Significantly, given the Kremlin’s harsh clampdown on any opposition, handfuls of protesters gathered in Moscow the same day with signs like “Russia, do not touch Ukraine!” before they were arrested. In Rostov-on-Don, in southwestern Russia, close to the Ukraine border, more individual protests took place. Tatiana Sporisheva, 45, told CBC, “We don’t have big protests anymore, but that doesn’t mean that people accept” war against their Ukrainian neighbors.
With Putin’s Feb. 21 decision, Moscow confirmed “Russia’s status as an occupying power” in the “armed aggression against Ukraine that started in 2014,” the Ukrainian Helsinki Human Rights Union and the Kharkiv Human Rights Protection Group noted in their statement the following day. Calling the Maidan a “coup,” Putin responded in 2014 by seizing the Crimean Peninsula and supporting the separatist conflict in the east with Russian arms and forces.

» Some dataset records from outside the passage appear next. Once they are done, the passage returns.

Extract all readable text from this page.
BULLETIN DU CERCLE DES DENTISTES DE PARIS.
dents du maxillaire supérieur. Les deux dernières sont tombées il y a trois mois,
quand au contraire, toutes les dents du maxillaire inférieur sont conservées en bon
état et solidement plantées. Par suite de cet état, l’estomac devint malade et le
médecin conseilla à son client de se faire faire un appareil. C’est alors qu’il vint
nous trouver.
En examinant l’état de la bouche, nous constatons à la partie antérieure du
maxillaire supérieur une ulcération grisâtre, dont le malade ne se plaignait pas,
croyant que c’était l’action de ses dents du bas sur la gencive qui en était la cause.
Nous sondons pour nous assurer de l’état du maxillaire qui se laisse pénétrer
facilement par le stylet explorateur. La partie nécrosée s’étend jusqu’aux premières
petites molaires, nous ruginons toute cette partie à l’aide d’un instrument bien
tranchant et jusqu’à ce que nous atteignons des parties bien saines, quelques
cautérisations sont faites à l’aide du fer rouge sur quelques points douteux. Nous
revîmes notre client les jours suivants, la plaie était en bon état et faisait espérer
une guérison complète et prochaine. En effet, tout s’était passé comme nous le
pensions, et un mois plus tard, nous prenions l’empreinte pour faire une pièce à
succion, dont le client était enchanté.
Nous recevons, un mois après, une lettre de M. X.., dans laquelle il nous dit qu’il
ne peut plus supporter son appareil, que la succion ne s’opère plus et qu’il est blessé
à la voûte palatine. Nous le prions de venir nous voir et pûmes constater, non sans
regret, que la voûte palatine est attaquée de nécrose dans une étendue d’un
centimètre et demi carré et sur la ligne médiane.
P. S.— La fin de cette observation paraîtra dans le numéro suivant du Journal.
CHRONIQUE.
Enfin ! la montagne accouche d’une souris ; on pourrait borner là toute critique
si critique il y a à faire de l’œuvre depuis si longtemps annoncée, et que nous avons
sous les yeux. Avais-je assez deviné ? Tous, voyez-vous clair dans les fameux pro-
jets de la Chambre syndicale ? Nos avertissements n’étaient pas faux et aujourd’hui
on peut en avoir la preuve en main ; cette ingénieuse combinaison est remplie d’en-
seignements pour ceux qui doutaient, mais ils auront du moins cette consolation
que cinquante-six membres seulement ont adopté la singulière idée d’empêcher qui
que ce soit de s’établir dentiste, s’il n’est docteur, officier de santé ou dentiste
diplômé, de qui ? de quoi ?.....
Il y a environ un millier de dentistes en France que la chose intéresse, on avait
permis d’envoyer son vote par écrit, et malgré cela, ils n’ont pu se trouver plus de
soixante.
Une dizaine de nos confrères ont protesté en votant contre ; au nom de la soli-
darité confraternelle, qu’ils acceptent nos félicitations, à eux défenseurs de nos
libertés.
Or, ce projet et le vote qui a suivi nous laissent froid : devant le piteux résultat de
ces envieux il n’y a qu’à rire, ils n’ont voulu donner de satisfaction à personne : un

That conflict has already taken 14,000 lives and displaced nearly 2 million people.
The two rights groups warned about “politically motivated persecution of those who disagree with the occupation” and the “forced relocation of people to Russia” now underway in eastern Ukraine.
In Ukrainian-controlled areas of Donbas, residents are bracing for a renewed Russian offensive. Mikhail Karablin, 67, who was born in Russia and moved to the Ukrainian town of Konstyantynivka more than 40 years ago, told the Wall Street Journal Feb. 22 that he dreads the possibility his adopted town could fall to separatist forces.
“They’re a plague, they came to this land with guns and turned Donetsk into a wasteland,” he said.
Moscow’s recognition extends to the separatists’ self-proclaimed borders, the entire Ukraine provinces of Donetsk and Luhansk. This area, almost two-thirds more than what they now control, was retaken by Ukrainian forces after months of fighting in 2014.